Hannig et al. (2006) compared the hydrogen peroxide recovery in saliva during use of different home bleaching products in smokers and non-smokers. Peroxide recovery was evaluated with respect to the safe level reported In the literature. Four different bleaching regimes were used by 10 smokers and 10 non-smokers: Whitestrips, Vivastyle (tray-based) and two paint on products (Crest Night Effects, Colgate Simply White). Whole saliva was collected and total amount of peroxide (mg) released during the 60 min bleaching period was determined: Colgate Simply White: 2.67 + 0.88 (non-smokers); 2.66 + 1.17 (smokers); Crest Night Effects: 0.23 + 0.13 (non-smokers); 0.25 + 0.16 (smokers); Vivastyle: 2.47 + 0.82 (non-smokers); 2.44 + 1.31(smokers); Whitestrips: 1.39 + 0.62 (non-smokers); 2.02 + 1.86 (smokers). In terms of amount of peroxide per kg body weight the bleaching systems led to a single exposure of 0.046 mg/kg bw. The authors concluded that smoking did not affect the degrading of hydrogen peroxide from bleaching products. Significantly lower amounts of peroxide were detected in saliva during application of the paint-on product Crest Nights Effects compared with the other bleaching systems.
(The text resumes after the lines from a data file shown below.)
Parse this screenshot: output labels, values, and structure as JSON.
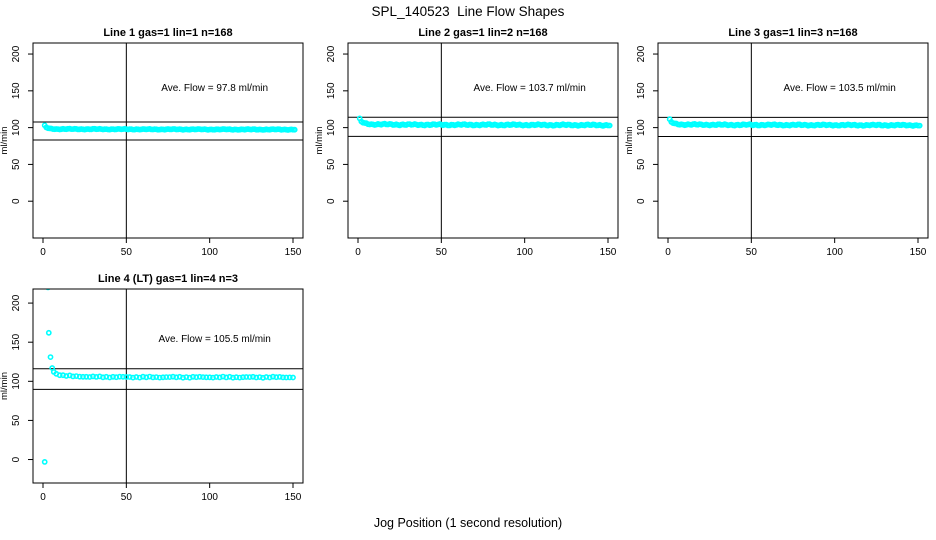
{
  "page": {
    "title": "SPL_140523  Line Flow Shapes",
    "x_axis_label": "Jog Position (1 second resolution)"
  },
  "chart_data": {
    "type": "scatter",
    "title": "SPL_140523  Line Flow Shapes",
    "xlabel": "Jog Position (1 second resolution)",
    "ylabel": "ml/min",
    "point_color": "#00FFFF",
    "line_color": "#000000",
    "grid": "off",
    "legend": "none",
    "x_ticks": [
      0,
      50,
      100,
      150
    ],
    "y_ticks": [
      0,
      50,
      100,
      150,
      200
    ],
    "xlim": [
      -6,
      156
    ],
    "annotation_pos": {
      "x": 103,
      "y": 150
    },
    "panels": [
      {
        "title": "Line 1 gas=1 lin=1 n=168",
        "line": 1,
        "gas": 1,
        "lin": 1,
        "n": 168,
        "ave_flow": 97.8,
        "annotation": "Ave. Flow =  97.8  ml/min",
        "limit_upper": 107.6,
        "limit_lower": 83.1,
        "vline_x": 50,
        "ylim": [
          -50,
          215
        ],
        "head_points": [],
        "anchors": [
          [
            1,
            102.5
          ],
          [
            2,
            100.2
          ],
          [
            4,
            98.6
          ],
          [
            8,
            98.1
          ],
          [
            60,
            97.7
          ],
          [
            151,
            97.4
          ]
        ],
        "step": 1,
        "wobble": 0.6
      },
      {
        "title": "Line 2 gas=1 lin=2 n=168",
        "line": 2,
        "gas": 1,
        "lin": 2,
        "n": 168,
        "ave_flow": 103.7,
        "annotation": "Ave. Flow =  103.7  ml/min",
        "limit_upper": 114.1,
        "limit_lower": 88.1,
        "vline_x": 50,
        "ylim": [
          -50,
          215
        ],
        "head_points": [],
        "anchors": [
          [
            1,
            111.5
          ],
          [
            2,
            108.0
          ],
          [
            4,
            105.8
          ],
          [
            8,
            104.6
          ],
          [
            30,
            104.0
          ],
          [
            151,
            103.4
          ]
        ],
        "step": 1,
        "wobble": 1.1
      },
      {
        "title": "Line 3 gas=1 lin=3 n=168",
        "line": 3,
        "gas": 1,
        "lin": 3,
        "n": 168,
        "ave_flow": 103.5,
        "annotation": "Ave. Flow =  103.5  ml/min",
        "limit_upper": 113.9,
        "limit_lower": 88.0,
        "vline_x": 50,
        "ylim": [
          -50,
          215
        ],
        "head_points": [],
        "anchors": [
          [
            1,
            110.5
          ],
          [
            2,
            107.5
          ],
          [
            4,
            105.3
          ],
          [
            8,
            104.3
          ],
          [
            30,
            103.8
          ],
          [
            151,
            103.2
          ]
        ],
        "step": 1,
        "wobble": 1.0
      },
      {
        "title": "Line 4 (LT) gas=1 lin=4 n=3",
        "line": 4,
        "gas": 1,
        "lin": 4,
        "n": 3,
        "ave_flow": 105.5,
        "annotation": "Ave. Flow =  105.5  ml/min",
        "limit_upper": 116.1,
        "limit_lower": 89.7,
        "vline_x": 50,
        "ylim": [
          -30,
          218
        ],
        "head_points": [
          [
            1,
            -3
          ],
          [
            3,
            220
          ],
          [
            3.5,
            162
          ],
          [
            4.5,
            131
          ],
          [
            5.5,
            117
          ],
          [
            6.5,
            112
          ]
        ],
        "anchors": [
          [
            8,
            109.5
          ],
          [
            12,
            107.5
          ],
          [
            18,
            106.4
          ],
          [
            30,
            105.7
          ],
          [
            60,
            105.3
          ],
          [
            151,
            105.2
          ]
        ],
        "step": 2,
        "wobble": 0.8
      }
    ]
  }
}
188.8.131.52 Summary / Comment on exposure
In a study were salivary hydrogen peroxide was determined using a 6% hydrogen peroxide strip, assuming a salivary flow of 0.3 ml/min, the calculated exposure from 4 strips a day was 0.08 mg/kg bw/d. If mean + 2SD is used the exposure will be 0.17 mg/kg bw/d. It should be noted that the numbers may be minimum numbers since application of the strips most likely will stimulate salivary flow, which may be as high as 2.0 ml/min. Thus, the exposure may be underestimated.
The total amount of peroxide (mg) released during a 60 min bleaching period was determined from whole saliva collections with 4 different bleaching regimes (two tray-based [Whitestrips, Vivastyle] (tray-based) and two paint on products [Crest Night Effects, Colgate Simply White]). Amount of hydrogen peroxide released; Whitestrips: 1.39 + 0.62 mg, Vivastyle: 2.47 + 0.82 mg, Crest Night Effects: 0.23 + 0.13 mg, and Colgate Simply White: 2.67 + 0.88 mg. In terms of amount of peroxide per kg body weight the bleaching systems led to a single exposure of maximum 0.046 mg/kg bw of hydrogen peroxide (Colgate Simply White). Smoking did not affect the degrading of hydrogen peroxide from bleaching products.
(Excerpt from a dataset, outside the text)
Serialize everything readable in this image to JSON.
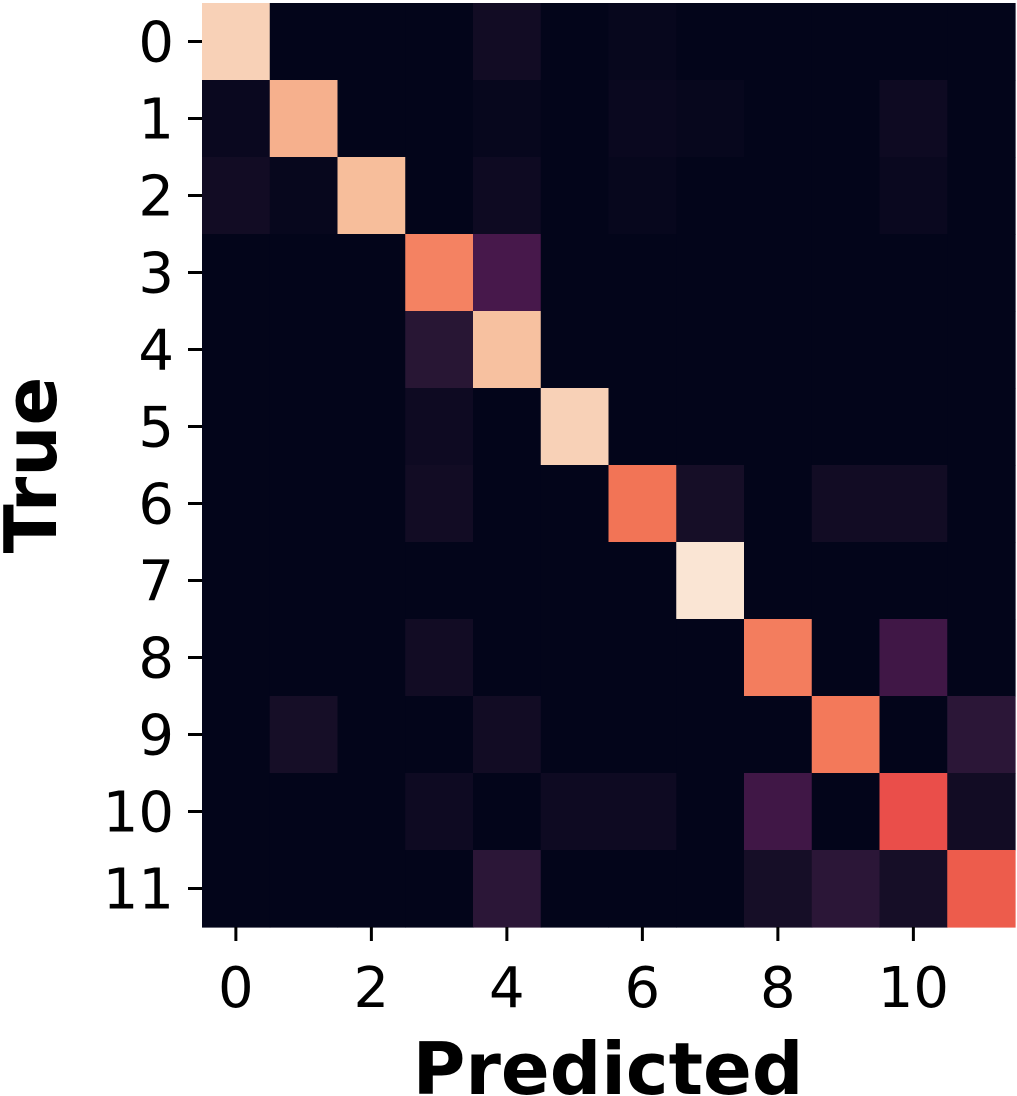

The concentration of hydrogen peroxide in contact with the teeth will be close to the concentration in the bleaching product. The gingival concentration of hydrogen peroxide has been reported to be about 0.7% and 0.6% 5 minutes after application of a strip containing 10% and 6.5% hydrogen peroxide. The level was reduced to 0.1% and 0.2%, respectively after 30 min.
The maximum concentration of hydrogen peroxide in the saliva after teeth bleaching has been reported to be 0.1% corresponding to about 5 µg/cm2. The saliva concentration seems to be similar with a 200 mg strip containing 6.5% hydrogen peroxide and a 100 mg strip containing 14% hydrogen peroxide.
For gel strips it has been reported users occasionally may swallow the strip, resulting in an exposure of about 12 mg hydrogen peroxide (0.2 mg/kg bw). When trays are used, overfilling of the tray and excessive biting on the tray are factors that may cause additional release of the bleaching agent.
From the exposure studies the systemic absorption of hydrogen peroxide is estimated to be in the range from 0.03 mg/kg bw/d to 0.2 mg/kg bw/d. Consequently, an exposure from tooth whitening products with 6% hydrogen peroxide of 0.2 mg/kg bw/d may be used in safety calculation.